The calcium (Ca2+) ion is a highly diverse intracellular signal crucial in the regulation of processes essential for cell growth and death. Intracellular Ca2+ concentrations are tightly regulated by an array of Ca2+ transporters, including channels, pumps and exchangers. Aberrant expression and activity of Ca2+ transporters is implicated in disease pathophysiology, including cancer progression. The Secretory Pathway Ca2+ ATPase (SPCA) is a Golgi-localized Ca2+ ATPase, responsible for the active transport of Ca2+ and Mn2+ ions into the Golgi apparatus, a major site of protein processing and trafficking. Two isoforms of SPCAs exist; namely SPCA1 and SPCA2. Microarray studies provide evidence for the differential expression of SPCA1 and SPCA2 in breast tumor subtypes; SPCA2 is overexpressed in luminal breast tumors while SPCA1 is overexpressed in basal- like breast cancers, a molecular subtype of breast cancer that infers a poor prognosis. The work in this thesis describes the role of SPCA1 in a basal breast cancer cell line, MDA-MB-231.
Accumulating evidence suggests that anomalous alternative splicing of some proteins is associated with epithelial-to-mesenchymal transition (EMT), and that specific patterns of alternative splicing are characteristic of particular subtypes of cancer. Although SPCA1 has four alternative splice variants, there is a paucity of data regarding their expression in the context of EMT and in relation to molecular subtypes of breast cancer. SPCA1 splice variant expression was assessed in an EGF-induced model of EMT, and also in a panel of breast cancer cell lines, classified into the basal and luminal subtypes of breast cancer. The results did not reveal any specific correlation between altered splicing patterns of SPCA1 in EMT, or in basal and luminal breast cancer cell lines.
Recent findings suggest SPCA1 supplies Ca2+ and Mn2+ ions essential for the activity of Golgi-resident enzymes, and have demonstrated that the silencing of SPCA1 alters the post-translational modification of IGF-1R, a receptor strongly implicated in tumor growth and invasiveness. The work in this thesis focused on identifying other proteins sensitive to SPCA1 inhibition. Beginning with an individualized target approach, this work used immunoblotting to study the expression and post-translational modification of five proteins that undergo extensive post-translational modification, and are important in cancer pathways, including MUC-1, MMP-9 and CD147. No change in the post-translational modification or expression of these proteins was detected with SPCA1 silencing in MDA- MB-231 cells.

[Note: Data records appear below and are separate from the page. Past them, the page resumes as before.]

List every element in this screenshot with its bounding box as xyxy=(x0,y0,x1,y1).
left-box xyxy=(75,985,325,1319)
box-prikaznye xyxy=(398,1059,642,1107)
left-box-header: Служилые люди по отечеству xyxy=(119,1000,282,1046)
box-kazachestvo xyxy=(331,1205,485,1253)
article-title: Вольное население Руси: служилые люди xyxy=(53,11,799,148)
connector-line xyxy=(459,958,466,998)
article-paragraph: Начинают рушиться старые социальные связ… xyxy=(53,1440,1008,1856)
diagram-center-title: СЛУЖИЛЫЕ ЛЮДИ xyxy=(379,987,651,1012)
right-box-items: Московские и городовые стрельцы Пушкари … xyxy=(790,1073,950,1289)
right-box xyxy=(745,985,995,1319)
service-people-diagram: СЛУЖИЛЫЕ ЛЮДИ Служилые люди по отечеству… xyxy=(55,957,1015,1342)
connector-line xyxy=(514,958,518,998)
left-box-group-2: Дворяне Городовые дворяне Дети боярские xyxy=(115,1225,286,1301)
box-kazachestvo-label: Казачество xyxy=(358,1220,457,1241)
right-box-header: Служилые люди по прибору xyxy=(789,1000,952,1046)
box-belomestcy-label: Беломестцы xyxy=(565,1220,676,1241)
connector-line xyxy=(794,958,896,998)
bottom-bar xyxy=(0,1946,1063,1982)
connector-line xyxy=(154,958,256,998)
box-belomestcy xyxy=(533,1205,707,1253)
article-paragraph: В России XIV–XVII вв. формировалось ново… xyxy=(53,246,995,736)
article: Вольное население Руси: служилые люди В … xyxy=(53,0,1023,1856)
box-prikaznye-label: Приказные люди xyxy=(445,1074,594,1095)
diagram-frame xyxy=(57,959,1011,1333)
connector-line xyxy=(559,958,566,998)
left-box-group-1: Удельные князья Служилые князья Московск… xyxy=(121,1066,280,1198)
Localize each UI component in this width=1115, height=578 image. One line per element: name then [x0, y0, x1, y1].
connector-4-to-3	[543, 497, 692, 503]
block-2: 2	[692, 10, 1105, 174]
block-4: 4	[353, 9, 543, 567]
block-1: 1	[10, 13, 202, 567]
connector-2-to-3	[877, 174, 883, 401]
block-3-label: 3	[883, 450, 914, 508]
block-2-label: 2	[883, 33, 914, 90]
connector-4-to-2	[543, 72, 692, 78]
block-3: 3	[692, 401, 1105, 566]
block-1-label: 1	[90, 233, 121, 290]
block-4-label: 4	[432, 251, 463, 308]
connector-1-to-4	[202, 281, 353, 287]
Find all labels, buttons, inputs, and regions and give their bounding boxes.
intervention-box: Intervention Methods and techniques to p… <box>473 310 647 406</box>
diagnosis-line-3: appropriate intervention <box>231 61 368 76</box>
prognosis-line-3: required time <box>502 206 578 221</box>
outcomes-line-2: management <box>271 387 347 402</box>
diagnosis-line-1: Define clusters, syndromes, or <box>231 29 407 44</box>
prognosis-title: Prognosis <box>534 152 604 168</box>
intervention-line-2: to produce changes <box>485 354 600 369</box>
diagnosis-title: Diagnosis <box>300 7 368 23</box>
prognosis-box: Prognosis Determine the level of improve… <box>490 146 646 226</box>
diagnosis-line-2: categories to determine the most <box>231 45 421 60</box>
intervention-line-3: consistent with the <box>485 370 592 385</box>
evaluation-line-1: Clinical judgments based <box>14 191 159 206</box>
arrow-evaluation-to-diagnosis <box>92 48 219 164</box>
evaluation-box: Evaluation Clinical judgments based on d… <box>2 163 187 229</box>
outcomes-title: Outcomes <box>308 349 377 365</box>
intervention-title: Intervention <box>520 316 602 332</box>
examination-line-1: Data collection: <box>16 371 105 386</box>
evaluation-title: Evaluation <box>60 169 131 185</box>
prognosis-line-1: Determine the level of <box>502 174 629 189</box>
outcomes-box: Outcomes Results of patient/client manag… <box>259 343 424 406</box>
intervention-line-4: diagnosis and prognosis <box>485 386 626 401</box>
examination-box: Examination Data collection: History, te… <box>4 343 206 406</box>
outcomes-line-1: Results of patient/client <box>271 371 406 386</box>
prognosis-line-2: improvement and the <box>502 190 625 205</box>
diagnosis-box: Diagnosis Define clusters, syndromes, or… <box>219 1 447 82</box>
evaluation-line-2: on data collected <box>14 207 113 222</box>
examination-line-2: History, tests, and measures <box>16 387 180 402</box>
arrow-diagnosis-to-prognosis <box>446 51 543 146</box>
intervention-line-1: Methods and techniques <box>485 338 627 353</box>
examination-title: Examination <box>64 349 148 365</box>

These results prompted a switch to a high-throughput approach, using a technique in proteomics known as 2 dimensional difference in gel electrophoresis (2D-DIGE). Validation of results from a 2D-DIGE analysis identified a significant downregulation of heat shock protein 60 (HSP60) protein expression with SPCA1 silencing, a molecular chaperone associated with an array of cellular signaling pathways. Work in this thesis also presents results further investigating the mechanisms behind SPCA1 silencing-mediated downregulation of HSP60, and explores the functional consequences of SPCA1 silencing on staurosporine-induced and heat shock-induced cell death pathways. SPCA1 silencing resulted in the transcriptional downregulation of HSP60, possibly via an NFκβ-mediated pathway. Silencing of SPCA1 in MDA-MB-231 cells also altered sensitivity to staurosporine-induced cell death. 2D-DIGE also identified β2C-tubulin and transketolase as protein targets sensitive to SPCA1 silencing in MDA-MB-231 cells.
The results presented in this thesis collectively demonstrate that SPCA1 is not a global regulator of post-translational modification pathways in breast cancers, but rather, controls specific pathways of protein modification and expression. Using 2D-DIGE technology, these results demonstrate for the first time in human breast cancer cells that the silencing of SPCA1 leads to the transcriptional and translational downregulation of HSP60, a protein strongly implicated in cell death and apoptotic pathways. Given the upregulation of SPCA1 in basal breast tumors, this work may lead to a better understanding of the role of SPCA1 in pathways contributing to cancer development.